1. Iterative repetition of MapReduce jobs until a desired answer or state is reached. 2. Sequences of MapReduce and Pig jobs. These are limited to linear sequences of actions with exception handlers but no forks. 3. Sequences of MapReduce jobs only; no Pig or Hive tasks or jobs. These MapReduce sequences can be combined with forks and path joins. 4. Sequences of MapReduce and Pig. These sequences can be combined with other actions including forks, decision points, and path joins.
A decision control node allows Oozie to determine the workflow execution path based on some criteria Similar to a switch case statement fork and join control nodes split one execution path into multiple execution paths which run concurrently fork splits the execution path join waits for all concurrent execution paths to complete before proceeding fork and join are used in pairs
Question :
You have an employee who is a Date Analyst and is very comfortable with SQL. He would like to run ad-hoc analysis on data in your HDFS duster. Which of the following is a data warehousing software built on top of Apache Hadoop that defines a simple SQL-like query language well-suited for this kind of user? A. Pig B. Hue C. Hive D. Sqoop E. Oozie
Hive is an abstraction on top of MapReduce Allows users to query data in the Hadoop cluster without knowing Java or MapReduce - Uses the HiveQL language - Very similar to SQL - The Hive Interpreter runs on a client machine - Turns HiveQL queries into MapReduce jobs - Hive Submits jobs to the cluster Note: this does not turn the cluster into a relational database server! It is still simply running MapReduce jobs Those jobs are created by the Hive Interpreter
Refer HadoopExam.com Recorded Training Module : 12 and 13
Question :
You need to import a portion of a relational database every day as files to HDFS, and generate Java classes to Interact with your imported data. Which of the following tools should you use to accomplish this? A. Pig B. Hue C. Hive D. Flume E. Sqoop F. Oozie G. fuse-dfs
Hive is an abstraction on top of MapReduce Allows users to query data in the Hadoop cluster without knowing Java or MapReduce - Uses the HiveQL language - Very similar to SQL - The Hive Interpreter runs on a client machine - Turns HiveQL queries into MapReduce jobs - Hive Submits jobs to the cluster Note: this does not turn the cluster into a relational database server! It is still simply running MapReduce jobs Those jobs are created by the Hive Interpreter
Sqoop provides a method to import data from tables in a relational database into HDFS - Does this very efficiently via a Map only MapReduce job - Can also go the other way - Populate database tables from files in HDFS
Refer HadoopExam.com Recorded Training Module : 12 and 13 and 19
1. Number of reducer is defined as part of Job Configuration 2. All values of the same key can be processed by multiple reducer. 3. Access Mostly Uused Products by 50000+ Subscribers 4. 1,2 and 3 are correct 5. 1 and 3 are correct
1. Pig provides additional capabilities that allow certain types of data manipulation not possible with MapReduce. 2. Pig provides no additional capabilities to MapReduce. Pig programs are executed as MapReduce jobs via the Pig interpreter. 3. Access Mostly Uused Products by 50000+ Subscribers 4. Pig provides the additional capability of allowing you to control the flow of multiple MapReduce jobs.

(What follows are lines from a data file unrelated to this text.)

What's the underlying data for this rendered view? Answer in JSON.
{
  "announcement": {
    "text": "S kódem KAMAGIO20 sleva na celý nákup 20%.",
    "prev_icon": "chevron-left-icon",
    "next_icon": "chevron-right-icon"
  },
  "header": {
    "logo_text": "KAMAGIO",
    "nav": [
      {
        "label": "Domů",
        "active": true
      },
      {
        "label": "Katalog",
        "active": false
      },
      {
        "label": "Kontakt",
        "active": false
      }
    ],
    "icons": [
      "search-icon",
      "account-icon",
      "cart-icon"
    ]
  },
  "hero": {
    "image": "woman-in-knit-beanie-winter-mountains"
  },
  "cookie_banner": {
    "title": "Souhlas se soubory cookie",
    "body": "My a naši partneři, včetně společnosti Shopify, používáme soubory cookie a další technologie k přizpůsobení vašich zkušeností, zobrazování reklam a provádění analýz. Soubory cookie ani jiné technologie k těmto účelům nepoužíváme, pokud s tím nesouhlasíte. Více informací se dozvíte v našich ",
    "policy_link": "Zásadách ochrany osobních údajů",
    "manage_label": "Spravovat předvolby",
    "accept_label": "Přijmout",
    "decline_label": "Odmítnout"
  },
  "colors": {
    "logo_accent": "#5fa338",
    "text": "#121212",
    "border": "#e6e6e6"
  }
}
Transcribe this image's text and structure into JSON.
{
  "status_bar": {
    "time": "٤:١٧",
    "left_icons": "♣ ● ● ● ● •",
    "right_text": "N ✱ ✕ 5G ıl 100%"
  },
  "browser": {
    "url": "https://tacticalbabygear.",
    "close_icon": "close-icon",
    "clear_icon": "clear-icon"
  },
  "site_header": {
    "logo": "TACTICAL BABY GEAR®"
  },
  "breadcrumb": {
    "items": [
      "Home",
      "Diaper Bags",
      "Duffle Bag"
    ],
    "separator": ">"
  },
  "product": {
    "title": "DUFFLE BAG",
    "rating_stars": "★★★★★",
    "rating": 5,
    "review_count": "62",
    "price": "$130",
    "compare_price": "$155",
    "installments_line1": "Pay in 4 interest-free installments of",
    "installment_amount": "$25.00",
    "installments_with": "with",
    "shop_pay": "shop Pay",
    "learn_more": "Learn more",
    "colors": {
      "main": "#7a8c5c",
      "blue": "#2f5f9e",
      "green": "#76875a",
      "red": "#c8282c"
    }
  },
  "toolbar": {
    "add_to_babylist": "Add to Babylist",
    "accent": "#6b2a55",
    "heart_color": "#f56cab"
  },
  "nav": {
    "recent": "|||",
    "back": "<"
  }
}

1. Input file splits may cross line breaks. A line that crosses tile splits is ignored. 2. The input file is split exactly at the line breaks, so each Record Reader will read a series of complete lines. 3. Access Mostly Uused Products by 50000+ Subscribers 4. Input file splits may cross line breaks. A line that crosses file splits is read by the RecordReader of the split that contains the end of the broken line. 5. Input file splits may cross line breaks. A line that crosses file splits is read by the RecordReader of the split that contains the beginning of the broken line.
1. Increase the parameter that controls minimum split size in the job configuration. 2. Write a custom MapRunner that iterates over all key-value pairs in the entire file. 3. Access Mostly Uused Products by 50000+ Subscribers 4. Write a custom FileInputFormat and override the method isSplittable to always return false.